A healthy Olynyk could prove vital to the growth of his game as well as the Celtics’ desire to build off of last season’s 48-win club that made it to the playoffs for the second year in a row but also suffered a second consecutive first-round defeat.

Last season, Olynyk averaged 10.0 points per game and shot a career-best 40.5 percent from 3-point range. A stronger Olynyk could give the Celtics more options in how they want to use him going forward. For the most part, Boston likes to have Olynyk on the floor because of his perimeter shooting, which helps with spacing. But if he’s physically stronger, Boston can look to post him up from time to time as well, which would make him a much more dangerous weapon offensively.

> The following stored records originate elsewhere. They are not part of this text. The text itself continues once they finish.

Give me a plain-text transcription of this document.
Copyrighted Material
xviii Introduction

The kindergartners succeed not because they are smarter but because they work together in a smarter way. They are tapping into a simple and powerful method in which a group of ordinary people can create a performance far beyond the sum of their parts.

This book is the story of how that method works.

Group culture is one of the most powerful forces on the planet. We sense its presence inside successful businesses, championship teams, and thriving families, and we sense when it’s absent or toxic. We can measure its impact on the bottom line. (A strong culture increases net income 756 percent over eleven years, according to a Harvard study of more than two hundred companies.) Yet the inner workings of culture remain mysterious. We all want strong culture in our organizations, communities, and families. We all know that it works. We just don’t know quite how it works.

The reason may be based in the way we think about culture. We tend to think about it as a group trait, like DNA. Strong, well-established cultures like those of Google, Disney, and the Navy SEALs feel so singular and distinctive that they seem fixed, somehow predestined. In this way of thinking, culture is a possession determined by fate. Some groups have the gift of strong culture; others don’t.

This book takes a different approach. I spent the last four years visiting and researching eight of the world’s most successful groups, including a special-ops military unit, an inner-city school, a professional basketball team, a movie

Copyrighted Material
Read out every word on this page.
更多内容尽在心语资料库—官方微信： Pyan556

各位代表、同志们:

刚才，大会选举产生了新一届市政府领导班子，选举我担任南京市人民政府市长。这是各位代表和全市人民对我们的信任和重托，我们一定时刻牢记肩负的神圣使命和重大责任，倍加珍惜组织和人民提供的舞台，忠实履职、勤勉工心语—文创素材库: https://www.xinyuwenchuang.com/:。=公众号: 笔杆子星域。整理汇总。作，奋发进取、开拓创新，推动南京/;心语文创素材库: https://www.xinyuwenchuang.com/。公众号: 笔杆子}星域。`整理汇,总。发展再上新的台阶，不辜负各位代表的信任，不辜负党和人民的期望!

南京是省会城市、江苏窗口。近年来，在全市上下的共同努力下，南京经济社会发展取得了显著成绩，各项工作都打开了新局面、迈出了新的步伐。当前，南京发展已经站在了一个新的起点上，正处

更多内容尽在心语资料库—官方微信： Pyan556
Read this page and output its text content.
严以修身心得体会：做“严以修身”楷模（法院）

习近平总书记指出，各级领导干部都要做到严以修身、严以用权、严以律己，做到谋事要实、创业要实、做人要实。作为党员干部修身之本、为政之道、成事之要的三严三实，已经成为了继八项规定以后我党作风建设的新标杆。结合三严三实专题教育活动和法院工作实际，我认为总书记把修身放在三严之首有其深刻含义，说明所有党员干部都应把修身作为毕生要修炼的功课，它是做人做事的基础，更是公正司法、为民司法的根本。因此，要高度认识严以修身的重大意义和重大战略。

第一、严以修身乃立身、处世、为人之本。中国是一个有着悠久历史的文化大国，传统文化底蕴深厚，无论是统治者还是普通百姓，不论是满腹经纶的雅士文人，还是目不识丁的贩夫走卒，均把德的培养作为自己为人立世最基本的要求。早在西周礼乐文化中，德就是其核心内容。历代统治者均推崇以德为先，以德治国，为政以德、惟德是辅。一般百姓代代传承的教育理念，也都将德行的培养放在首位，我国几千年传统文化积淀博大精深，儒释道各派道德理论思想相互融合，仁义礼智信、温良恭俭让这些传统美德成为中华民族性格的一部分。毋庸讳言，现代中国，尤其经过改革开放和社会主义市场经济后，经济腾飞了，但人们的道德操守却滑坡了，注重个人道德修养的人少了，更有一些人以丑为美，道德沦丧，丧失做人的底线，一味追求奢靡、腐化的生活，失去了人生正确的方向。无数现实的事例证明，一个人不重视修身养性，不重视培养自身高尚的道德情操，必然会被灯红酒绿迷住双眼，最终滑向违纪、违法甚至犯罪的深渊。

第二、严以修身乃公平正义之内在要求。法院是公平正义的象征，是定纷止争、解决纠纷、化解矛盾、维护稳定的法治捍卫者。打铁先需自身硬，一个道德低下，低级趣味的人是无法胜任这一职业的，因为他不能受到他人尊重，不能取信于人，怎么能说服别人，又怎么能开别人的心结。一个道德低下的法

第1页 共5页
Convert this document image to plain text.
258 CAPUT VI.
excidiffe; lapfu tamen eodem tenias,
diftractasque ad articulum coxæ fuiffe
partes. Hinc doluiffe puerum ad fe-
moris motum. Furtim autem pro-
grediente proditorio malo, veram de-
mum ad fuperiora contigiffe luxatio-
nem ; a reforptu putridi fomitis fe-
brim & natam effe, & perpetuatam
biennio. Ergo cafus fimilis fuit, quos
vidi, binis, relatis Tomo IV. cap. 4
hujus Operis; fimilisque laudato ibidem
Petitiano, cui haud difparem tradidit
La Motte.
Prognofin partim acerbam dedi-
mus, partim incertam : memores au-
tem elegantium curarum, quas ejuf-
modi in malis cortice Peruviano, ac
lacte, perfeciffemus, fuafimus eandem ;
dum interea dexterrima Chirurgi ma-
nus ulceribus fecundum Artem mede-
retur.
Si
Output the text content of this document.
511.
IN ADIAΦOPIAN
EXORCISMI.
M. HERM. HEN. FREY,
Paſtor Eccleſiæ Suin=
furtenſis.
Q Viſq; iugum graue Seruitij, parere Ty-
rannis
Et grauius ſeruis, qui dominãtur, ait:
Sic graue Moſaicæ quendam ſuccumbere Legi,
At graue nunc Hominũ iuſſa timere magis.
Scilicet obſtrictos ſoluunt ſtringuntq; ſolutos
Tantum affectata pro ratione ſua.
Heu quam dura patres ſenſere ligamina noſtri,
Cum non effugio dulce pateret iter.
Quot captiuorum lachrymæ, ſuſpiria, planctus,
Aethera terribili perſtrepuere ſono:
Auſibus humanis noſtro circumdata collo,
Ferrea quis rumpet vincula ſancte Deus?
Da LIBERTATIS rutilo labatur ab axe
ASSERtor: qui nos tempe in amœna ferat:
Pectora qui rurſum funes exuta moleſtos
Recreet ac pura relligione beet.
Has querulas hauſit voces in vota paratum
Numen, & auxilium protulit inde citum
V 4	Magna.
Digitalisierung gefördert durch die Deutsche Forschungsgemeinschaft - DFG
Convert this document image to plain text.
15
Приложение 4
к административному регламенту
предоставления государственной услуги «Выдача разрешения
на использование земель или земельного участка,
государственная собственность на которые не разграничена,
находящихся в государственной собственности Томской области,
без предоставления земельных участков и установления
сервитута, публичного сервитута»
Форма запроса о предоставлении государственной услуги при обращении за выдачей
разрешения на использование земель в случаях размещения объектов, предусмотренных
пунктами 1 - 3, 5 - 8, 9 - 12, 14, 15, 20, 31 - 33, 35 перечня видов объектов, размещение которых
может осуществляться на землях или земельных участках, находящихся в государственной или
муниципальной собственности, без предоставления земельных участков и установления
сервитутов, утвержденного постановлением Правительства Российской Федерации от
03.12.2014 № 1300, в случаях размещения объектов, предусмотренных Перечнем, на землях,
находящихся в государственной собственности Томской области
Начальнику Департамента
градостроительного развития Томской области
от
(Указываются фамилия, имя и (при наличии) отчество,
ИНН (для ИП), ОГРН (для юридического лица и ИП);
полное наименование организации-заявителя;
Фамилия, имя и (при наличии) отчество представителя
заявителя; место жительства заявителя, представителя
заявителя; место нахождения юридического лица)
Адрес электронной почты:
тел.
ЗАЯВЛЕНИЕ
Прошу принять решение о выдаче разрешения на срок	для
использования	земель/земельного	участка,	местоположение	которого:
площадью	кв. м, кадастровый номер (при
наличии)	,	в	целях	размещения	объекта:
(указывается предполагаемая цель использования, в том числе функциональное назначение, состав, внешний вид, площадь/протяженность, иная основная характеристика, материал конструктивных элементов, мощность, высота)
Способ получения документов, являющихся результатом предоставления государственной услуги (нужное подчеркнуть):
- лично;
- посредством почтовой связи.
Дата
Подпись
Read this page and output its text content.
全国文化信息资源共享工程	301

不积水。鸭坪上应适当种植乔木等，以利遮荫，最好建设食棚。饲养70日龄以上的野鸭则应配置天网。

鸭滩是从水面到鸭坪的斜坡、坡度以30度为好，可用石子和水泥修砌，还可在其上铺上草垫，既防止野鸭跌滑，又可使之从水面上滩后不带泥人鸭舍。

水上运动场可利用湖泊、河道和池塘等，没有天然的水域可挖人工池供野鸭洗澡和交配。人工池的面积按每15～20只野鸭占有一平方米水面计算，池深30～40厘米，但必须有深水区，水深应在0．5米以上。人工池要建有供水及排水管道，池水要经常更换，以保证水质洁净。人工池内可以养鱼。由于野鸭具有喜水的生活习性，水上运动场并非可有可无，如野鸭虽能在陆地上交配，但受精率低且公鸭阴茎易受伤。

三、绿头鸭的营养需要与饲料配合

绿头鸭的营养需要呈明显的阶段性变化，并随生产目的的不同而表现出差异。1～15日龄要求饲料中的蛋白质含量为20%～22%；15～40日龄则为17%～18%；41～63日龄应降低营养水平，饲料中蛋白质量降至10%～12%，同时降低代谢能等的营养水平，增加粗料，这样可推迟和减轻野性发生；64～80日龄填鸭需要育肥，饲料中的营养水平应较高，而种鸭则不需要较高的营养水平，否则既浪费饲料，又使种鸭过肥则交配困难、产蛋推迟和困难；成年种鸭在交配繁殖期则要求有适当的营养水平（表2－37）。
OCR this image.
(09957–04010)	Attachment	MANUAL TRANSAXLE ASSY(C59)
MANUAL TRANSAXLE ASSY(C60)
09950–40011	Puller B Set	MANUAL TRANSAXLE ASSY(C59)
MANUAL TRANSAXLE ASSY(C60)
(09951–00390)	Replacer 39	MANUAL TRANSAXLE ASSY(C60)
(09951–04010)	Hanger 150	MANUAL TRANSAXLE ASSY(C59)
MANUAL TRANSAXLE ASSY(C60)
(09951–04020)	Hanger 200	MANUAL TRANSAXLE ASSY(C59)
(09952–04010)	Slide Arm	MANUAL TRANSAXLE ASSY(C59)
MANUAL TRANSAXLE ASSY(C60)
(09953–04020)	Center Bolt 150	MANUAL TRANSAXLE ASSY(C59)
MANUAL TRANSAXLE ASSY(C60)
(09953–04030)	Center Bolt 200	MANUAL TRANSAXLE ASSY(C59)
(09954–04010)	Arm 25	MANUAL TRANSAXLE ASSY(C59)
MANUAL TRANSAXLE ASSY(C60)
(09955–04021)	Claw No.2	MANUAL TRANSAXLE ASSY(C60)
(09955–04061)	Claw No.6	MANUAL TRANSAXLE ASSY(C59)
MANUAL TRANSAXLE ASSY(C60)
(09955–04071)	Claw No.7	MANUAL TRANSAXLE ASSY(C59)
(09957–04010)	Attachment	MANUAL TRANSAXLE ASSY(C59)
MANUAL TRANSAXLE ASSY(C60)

No one anticipates Olynyk will suddenly morph into a dominant, inside-outside scoring threat. But added strength does give him a chance to improve as both a rebounder and defender, two areas in which Olynyk was up and down this past season.

And admittedly he was at his worst during the playoffs, when the Celtics desperately needed someone -- anyone -- to help space the floor as the Hawks packed in the paint, which limited the drives to the basket by Isaiah Thomas.

“(I was) cleared [medically to play], but I wasn’t able to help the team at all. I couldn’t do anything,” Olynyk said. “My arm . . . I couldn’t hold off one of these kids with my arm. Shooting pains, it was giving out. Motions without contact were okay. But once you put any contact on my arm, it was done. So I couldn’t do anything.”

Olynyk is hopeful the surgery will alleviate the issues with the shoulder, which sidelined him for 12 games in addition to limiting his effectiveness in the playoffs.

“[The doctors] tell me [I’m] going to be stronger than [I’ve] ever felt, ever been,” Olynyk said.